Blog: Directors are important if the UK is to remain a global business leader
News types: Publications
Published: 24 August 2018
James Jarvis, Corporate Governance Analyst, Institute of Directors
It’s easily overlooked, but a fact worth restating: the UK’s cohort of business leaders possess an astounding depth and diversity of expertise and aptitudes.
But despite this array of talent, no individual can afford to consider themselves a ‘finished product’. Experience must always be complemented with the desire to learn more. There is always room for improvement and refinement. As Renaissance philosopher Francis Bacon wrote, “natural abilities are like natural plants, that need pruning by study.”
Private limited companies comprise over 96% of UK companies, powering the economy, providing jobs and driving wealth creation. The directors who sit on their boards of these companies, particularly the larger firms being covered by the Wates principles, have significant responsibilities. They must have consideration not just for the investment made by the founders and owners, but also for their large supply chains and the livelihoods of thousands of workers.
Compounding this responsibility is the sheer difficulty of adapting to a constantly evolving business environment. Today’s major risks may not have even existed a decade ago. Despite this the boards of many major UK companies have yet to embrace the full potential of board level professional development.
Improving standards of corporate governance in UK companies will require a more systematic approach to director education and professional development. The role of a director is increasing complex and specialised, and is not merely an extension of a senior executive role. Particularly in respect of large and complex companies, it requires specific training, mentoring and skills development. This is something the guidance to the second of the Wates principles touches upon: “Companies should demonstrate a commitment to the ongoing professional development of their board and directors should engage with such opportunities.”
Just as non-executives are tasked with challenging what is put in front of them, so all directors should recognise the importance of challenging their own thinking, and of being prepared to grasp new ways of thinking, and of leading.
The boardroom should never be an overly comfortable place. One only needs to look at the evidence coming out of the autopsies of recent corporate failures to see that without an effective board a company can go wrong, fast. A board that equips itself with relevant knowledge and skills, that is aware of its legal duties and can effectively scrutinise the performance of senior management, has a far greater chance of contributing to a company’s long-term sustainable success.
Business does not and cannot operate in a bubble; this is truer today than it has ever been. The public, whose trust in the institutions around them is perilously low, is more critical of the companies it interacts with than ever. As consumers we are asking questions of the products and services we buy and as employees we are demanding more from the organisations we serve.
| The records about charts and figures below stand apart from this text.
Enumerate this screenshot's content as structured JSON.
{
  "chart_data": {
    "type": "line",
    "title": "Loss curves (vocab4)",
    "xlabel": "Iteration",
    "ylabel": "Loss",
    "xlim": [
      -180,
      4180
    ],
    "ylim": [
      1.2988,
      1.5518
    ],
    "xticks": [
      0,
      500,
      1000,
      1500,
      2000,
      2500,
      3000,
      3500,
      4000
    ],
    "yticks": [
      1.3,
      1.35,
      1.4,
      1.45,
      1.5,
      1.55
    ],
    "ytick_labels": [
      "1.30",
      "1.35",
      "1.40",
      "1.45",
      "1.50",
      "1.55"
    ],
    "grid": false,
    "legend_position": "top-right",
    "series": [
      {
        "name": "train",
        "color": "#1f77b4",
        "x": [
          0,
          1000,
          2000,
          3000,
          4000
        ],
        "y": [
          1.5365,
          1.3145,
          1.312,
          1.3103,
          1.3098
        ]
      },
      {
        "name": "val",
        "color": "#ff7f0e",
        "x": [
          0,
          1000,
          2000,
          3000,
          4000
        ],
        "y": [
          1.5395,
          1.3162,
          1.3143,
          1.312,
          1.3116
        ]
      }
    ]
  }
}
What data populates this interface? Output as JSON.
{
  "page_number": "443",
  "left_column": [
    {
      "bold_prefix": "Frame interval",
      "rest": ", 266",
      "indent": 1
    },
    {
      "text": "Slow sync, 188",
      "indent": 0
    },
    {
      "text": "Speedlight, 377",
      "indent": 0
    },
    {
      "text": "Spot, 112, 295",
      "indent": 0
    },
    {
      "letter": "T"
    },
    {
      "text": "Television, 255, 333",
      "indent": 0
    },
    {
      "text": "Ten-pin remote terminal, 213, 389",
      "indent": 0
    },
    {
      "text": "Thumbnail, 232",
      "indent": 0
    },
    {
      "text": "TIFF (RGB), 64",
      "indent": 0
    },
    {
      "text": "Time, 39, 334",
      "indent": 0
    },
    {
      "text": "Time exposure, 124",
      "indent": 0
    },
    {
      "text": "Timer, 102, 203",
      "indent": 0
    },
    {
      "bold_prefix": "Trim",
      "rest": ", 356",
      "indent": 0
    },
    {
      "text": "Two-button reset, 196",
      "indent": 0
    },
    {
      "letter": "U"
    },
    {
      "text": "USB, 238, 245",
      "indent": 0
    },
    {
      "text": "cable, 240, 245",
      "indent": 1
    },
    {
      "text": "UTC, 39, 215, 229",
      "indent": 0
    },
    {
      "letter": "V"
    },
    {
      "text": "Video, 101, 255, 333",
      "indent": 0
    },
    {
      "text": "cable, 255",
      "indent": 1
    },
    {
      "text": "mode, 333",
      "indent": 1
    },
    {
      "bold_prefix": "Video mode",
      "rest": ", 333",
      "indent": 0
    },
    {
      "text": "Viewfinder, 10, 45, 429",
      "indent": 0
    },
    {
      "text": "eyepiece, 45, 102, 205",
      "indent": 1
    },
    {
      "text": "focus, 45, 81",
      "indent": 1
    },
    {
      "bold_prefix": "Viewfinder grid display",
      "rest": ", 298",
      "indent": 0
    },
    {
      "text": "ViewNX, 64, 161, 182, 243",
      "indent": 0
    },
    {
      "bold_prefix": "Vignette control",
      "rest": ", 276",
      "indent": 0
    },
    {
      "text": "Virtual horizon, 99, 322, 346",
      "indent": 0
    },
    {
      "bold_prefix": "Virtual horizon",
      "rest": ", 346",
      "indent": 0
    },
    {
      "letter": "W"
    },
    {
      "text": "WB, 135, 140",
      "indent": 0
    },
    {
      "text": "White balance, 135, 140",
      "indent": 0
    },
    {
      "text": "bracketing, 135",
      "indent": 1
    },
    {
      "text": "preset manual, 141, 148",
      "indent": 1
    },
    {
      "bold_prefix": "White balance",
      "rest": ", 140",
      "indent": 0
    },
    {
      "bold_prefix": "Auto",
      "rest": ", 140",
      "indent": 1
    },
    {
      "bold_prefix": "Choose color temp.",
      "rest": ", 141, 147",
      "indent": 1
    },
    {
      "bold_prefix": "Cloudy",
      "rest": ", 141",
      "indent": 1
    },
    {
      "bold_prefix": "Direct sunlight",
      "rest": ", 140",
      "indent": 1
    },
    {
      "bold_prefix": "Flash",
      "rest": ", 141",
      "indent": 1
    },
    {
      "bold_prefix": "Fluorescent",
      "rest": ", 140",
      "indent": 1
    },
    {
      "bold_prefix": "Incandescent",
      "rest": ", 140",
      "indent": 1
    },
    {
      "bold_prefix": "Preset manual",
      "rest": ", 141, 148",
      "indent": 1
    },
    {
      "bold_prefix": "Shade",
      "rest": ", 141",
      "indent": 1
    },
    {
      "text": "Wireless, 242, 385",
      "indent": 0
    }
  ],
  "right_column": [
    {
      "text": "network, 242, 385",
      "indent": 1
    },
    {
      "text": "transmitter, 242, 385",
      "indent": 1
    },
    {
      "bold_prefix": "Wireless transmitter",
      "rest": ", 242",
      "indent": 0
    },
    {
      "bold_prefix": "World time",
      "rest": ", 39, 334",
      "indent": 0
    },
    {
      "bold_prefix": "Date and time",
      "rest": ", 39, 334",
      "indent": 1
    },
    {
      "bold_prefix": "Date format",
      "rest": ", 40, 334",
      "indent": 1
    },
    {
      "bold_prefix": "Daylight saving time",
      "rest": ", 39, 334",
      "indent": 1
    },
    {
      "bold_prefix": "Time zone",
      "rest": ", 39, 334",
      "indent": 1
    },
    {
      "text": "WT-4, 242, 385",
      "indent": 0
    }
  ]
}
The best way in which a business leader can embrace this heightened scrutiny is to ensure they are equipped with the skills and competencies to be as effective as possible.
The investment community is also paying closer attention to the competencies of boards when deciding where to place their money and this will not be confined to the listed market. While focusing on equity markets, Morrow Sodali’s 2018 Institutional Investor survey shows that an increasing number of investors are focusing their attention on board effectiveness and looking at the skills of each board member.
Business failures are a natural and necessary component of our economy and it is impossible to guard against this entirely. What can be done with highly skilled competent business leaders, is reduce the likelihood of avoidable failures. Furthermore this can help companies unlock additional potential by engaging with the pursuit of best practice in earnest. Good governance is only an imposition on firms which do not practice it.
Effective and measured frameworks and structures will always play a crucial role in ensuring a high standard of corporate governance. But without directors who are aware of their roles and duties, who are equipped with the necessary aptitudes and experience, and who recognise the importance of continuing development, these frameworks alone are not sufficient to ensuring the UK remains a standards-setter in the global business world.
The consultation on the Wates Corporate Governance Principles for Large Private Companies closes on 07 September.